Managing Your BDC Department Through a CRM Sucks

Managing Your BDC Department

Why is it that in 2022-124 years since the first car dealership-our BDCs and Desking Managers are still tracking daily activities on whiteboards and glass windows?

Setting aside the productivity wasted in these switch-tasking activities, the heavy reliance on handwritten human input increases inaccuracy throughout the sales process.

Just last week I witnessed one of my dealer clients experience a 44% loss of data in their CRM because of this outdated practice. 44% of their sales over a three-day period were not logged into their CRM. When approached on the subject the desking managers merely shrugged and said: “Fun times.”

The CRM wasn’t being utilized by the salesfloor and the BDC couldn’t rely on the information they were getting back.

Some might call it gross incompetence BD Manager sure did when an entire dealership, responsible for millions of dollars in revenue, can casually brush off not tracking half of their data. Yet, in the fast-paced, real-time world of a desking office, these managers DID track the information they needed. It’s right there! On the whiteboard. That’s all the information the desk needs to accomplish their daily goals.

Did the sold get boarded?

*desking manager looks up at the window*

“Yes, it’s right there.”

Your whiteboard just isn’t up to the job anymore.

We are still using a system that should be gathering dust next to those customer cards in the back of your desk.

And let’s face it, your young, technologically savvy, sales team is using this to their advantage.

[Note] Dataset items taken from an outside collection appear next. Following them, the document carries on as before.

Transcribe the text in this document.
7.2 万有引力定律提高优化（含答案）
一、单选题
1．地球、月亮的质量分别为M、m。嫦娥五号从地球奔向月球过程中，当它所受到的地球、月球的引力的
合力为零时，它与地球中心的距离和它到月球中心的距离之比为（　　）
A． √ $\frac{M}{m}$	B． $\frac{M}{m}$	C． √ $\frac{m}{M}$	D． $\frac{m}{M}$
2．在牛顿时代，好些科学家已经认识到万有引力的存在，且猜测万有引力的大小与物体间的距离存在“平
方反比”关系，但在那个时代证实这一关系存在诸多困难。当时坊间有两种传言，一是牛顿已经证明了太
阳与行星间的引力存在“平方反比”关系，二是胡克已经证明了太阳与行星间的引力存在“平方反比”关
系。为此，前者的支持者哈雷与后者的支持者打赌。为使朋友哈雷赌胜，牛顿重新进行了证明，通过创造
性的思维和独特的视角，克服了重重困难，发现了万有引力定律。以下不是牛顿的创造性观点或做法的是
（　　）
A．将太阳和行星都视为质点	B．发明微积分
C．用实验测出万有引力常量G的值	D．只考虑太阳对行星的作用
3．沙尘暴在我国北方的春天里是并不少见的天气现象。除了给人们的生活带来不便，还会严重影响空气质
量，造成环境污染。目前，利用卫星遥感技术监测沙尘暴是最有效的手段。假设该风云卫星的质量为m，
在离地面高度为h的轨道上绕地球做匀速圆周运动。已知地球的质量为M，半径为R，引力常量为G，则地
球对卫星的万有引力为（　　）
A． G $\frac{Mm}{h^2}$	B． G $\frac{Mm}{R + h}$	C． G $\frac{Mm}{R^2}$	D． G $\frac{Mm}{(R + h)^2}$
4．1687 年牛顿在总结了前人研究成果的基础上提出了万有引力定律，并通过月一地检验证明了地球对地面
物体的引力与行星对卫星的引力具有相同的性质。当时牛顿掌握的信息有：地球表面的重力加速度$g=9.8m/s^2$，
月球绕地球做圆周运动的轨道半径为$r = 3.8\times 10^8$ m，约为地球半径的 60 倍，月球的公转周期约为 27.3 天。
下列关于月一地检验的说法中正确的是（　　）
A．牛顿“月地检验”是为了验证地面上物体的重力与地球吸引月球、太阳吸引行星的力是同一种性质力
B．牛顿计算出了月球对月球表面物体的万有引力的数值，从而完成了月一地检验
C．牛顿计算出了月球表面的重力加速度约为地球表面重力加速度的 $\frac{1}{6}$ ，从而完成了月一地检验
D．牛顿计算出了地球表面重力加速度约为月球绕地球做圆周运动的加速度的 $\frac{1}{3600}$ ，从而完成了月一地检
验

Inefficient and inconsistent accountability practices leave the window wide open for both your BDC and sales floor to work their pay plans through vague adherence to unclear protocols that are forgotten as soon as the cleaning crew wipes down the desking office.

Tell me, when was the last time your own BD Manager came to the tower about a no-show customer that actually did show? Who on the floor worked with that customer? Were they given a pass on the be-back bus? How is the BDC following up on an unlogged visit?

How angry was your BD Manager? Was this the first time you two had this conversation?

This breakdown in communication undermines trust and, quite frankly, is costing you a LOT of money.

As the BDM in the above illustration reiterated: “If we aren’t logging our solds what else are we missing?”

Beyond the lack of accountability and trackability whiteboards cannot instantly communicate between BDC and Sales departments.

Simple interconnected visual representations of daily department activities are vital to accountability and growth.

You might say: “That’s what our CRM does.”

And here we are again.

Even if it were used to the full breadth and depth of its capabilities your CRM is a sales-floor-centric platform that cannot fully visualize, report, or process the information a Business Development Center needs, and this is only exacerbated by an undertrained sales team that is still using dry erase markers.

Now if you think that my assessment is harsh. I urge you to do a test, right now, at your store. Walk into your BD Center today and tell me they haven’t built a spreadsheet to internally track the same numbers your desk should be tracking. Tell me your BDC does not grade their performance outside of the CRM. Tell me you have complete access to this data and understand it as thoroughly as your BD Manager.

At this point in my career, I have consulted with hundreds of dealers. I do not recall a single one of those dealers that did not have some sort of alternative spreadsheet-based reporting in their BDC.

Regardless of the CRM-Dealer Socket, VinSolutions, e-Leads, ProMax, etc.-no tool, that I know of, in the industry has been as utilized as a spreadsheet in a BDC. A spreadsheet was born out of necessity and ironically created to mirror the whiteboard.

Don’t you think you would win more as a dealer if you could consolidate, visualize, and interpret every department’s information?

Last week I posted an article regarding the importance of setting up your data in a way that illustrates your strengths and weaknesses. The Business Development Center must be included in this picture. It’s time to take responsibility for your processes and reporting. It’s time to integrate inter-departmental data in a way that allows you to generate new business for your store.